Daniel Brauner, MD
2018 Alumni Scholars
Daniel Brauner has worked as a geriatrician for 33 years, seeing patients in the clinic, nursing home, hospital and their homes, first at UIC and then at the U of C arriving in 1994 when he also joined the faculty at the MacLean Center. Previously at UIC he also had an appointment in the Department of Medical Humanities where he worked with Suzanne Poirier teaching literature to young students of the health professionals and was among the first to apply critical theory to the medical endeavor, deconstructing the chart and medical presentation in the early 1990s. This was also when he began his obsession with understanding the resonant meaning behind advance directives as embodied by the DNR order.
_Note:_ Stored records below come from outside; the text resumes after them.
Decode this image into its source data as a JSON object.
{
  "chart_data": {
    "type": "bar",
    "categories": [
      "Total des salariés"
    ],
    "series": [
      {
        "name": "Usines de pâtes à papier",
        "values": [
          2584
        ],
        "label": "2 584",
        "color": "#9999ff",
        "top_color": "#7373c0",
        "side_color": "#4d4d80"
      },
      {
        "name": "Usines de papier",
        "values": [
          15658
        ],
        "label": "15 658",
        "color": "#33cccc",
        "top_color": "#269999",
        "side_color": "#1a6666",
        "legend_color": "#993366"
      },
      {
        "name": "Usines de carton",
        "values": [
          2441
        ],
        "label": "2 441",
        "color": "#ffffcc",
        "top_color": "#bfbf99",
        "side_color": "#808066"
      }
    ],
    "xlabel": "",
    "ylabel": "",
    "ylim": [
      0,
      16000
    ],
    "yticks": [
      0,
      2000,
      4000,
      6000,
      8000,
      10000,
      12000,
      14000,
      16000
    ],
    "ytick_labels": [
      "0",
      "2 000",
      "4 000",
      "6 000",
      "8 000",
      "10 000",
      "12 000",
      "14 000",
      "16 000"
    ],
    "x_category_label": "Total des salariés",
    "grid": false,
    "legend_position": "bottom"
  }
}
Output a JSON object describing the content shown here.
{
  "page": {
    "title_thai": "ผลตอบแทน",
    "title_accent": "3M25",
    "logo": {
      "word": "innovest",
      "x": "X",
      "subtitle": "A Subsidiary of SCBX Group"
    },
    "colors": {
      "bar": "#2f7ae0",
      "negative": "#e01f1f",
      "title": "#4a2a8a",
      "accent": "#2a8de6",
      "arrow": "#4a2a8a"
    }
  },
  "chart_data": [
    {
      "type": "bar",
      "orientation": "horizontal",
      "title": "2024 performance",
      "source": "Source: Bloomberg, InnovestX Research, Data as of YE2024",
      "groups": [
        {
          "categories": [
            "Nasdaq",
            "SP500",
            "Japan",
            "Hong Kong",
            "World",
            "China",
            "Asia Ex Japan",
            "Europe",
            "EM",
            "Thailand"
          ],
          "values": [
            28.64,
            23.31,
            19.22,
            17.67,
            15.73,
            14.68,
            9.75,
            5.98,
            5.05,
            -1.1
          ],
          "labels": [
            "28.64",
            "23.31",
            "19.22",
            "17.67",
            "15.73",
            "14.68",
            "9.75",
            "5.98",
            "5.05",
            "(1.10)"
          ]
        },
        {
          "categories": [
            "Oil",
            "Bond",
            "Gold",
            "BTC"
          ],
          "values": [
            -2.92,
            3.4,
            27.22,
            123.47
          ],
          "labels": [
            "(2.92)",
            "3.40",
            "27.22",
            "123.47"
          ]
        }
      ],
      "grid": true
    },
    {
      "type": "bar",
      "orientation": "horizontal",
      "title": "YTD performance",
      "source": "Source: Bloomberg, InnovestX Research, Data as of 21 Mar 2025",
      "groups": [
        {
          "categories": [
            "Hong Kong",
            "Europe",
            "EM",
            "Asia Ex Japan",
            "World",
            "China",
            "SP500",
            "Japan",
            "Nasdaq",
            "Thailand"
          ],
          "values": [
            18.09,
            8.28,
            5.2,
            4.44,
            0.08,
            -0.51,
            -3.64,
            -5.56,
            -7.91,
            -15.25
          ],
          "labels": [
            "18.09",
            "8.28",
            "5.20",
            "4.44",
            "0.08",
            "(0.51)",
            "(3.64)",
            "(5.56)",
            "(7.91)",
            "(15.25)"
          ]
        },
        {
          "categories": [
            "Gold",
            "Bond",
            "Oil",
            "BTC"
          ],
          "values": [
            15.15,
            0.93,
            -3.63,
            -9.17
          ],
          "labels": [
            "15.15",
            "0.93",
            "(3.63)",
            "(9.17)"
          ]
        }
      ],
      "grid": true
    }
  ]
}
He began this enquiry at the U of C working with Victor Yngve professor of Anthropology and Linguistics where they studied the discourse of persons with dementia, and he ultimately developed an instrument for assessing decision-making capacity using linguistic theory. His most recent work for the past several years has focused on an historical analysis, specifically of resuscitation as a metaphor for understanding the current crisis in American Medicine. As a result of this work he is currently working on a new model for physicians, he calls the Patientist. Among his administrative responsibilities Dr. Brauner has served as the director of the Geriatrics Fellowship Program and is currently the Co-director the MacLean Center for Clinical Medical Ethics, Consult Service and is also a long time Assistant Director of the Center.